Minette could hardly imagine a life like that. All that freedom. Making decisions for yourself. Having people see you as you were. Seeing new sights every day. All Minette had ever seen was the walled-in town she lived in.
It wasn’t even that Droz-Upon-Wooton was all that bad, really–
“Mort! Morty! You’re late! Daylight’s dying, boy!”
And there was Paw, right on schedule.
Minette poked her head out the window. “Coming!” she screamed.
She got dressed, pulling on her scratchy shirt and hopping into her saggy pants. She grabbed her tool belt and saddlebag and slid down the rickety balustrade into the kitchen. She hadn’t even crossed the threshold when Maw’s voice barked at her, saying, “Oi, Mort, what I have I told you about sliding down the bannister? You’re a right sack of potatoes! If you fix it, you break it!”
“If you fix it, you break it” was one of Maw’s many backwards mantras. It was better to just nod than correct her. Minette had tried that only once. Maw was like a fat and loveable marionette, who reliably waved a spoon at you and fed you chunky soup and told the grossest stories you’d ever heard.
She was more than just a good Maw. She was a talented seamstress, though she did more as a hobby than a vocation. Right now, she was working on a dress for Irma’s tenth birthday.

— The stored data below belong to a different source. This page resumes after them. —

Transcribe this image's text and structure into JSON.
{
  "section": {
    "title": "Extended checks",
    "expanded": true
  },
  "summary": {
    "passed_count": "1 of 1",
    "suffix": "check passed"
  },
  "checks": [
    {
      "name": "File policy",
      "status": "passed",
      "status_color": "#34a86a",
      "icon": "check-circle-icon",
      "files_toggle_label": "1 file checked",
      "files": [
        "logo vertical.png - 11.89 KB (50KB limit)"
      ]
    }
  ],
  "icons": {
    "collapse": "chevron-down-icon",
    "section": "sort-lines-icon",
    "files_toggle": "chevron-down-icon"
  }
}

The tenth was a special occasion in their country of Treesia, a rare celebration with cake and candles and mirth and no talk of the plague or of taxes. And Irma was growing like a weed, blossoming into a headstrong young woman. Maw was making Irma’s birthday special in a way Minette had never experienced.
That dress.
That glittering, blue dress, made with a care and art that Minette thought turned Maw from a seamstress into some kind of magical fairy who’d waved her wand at a pile of fabric and turned it into a dream.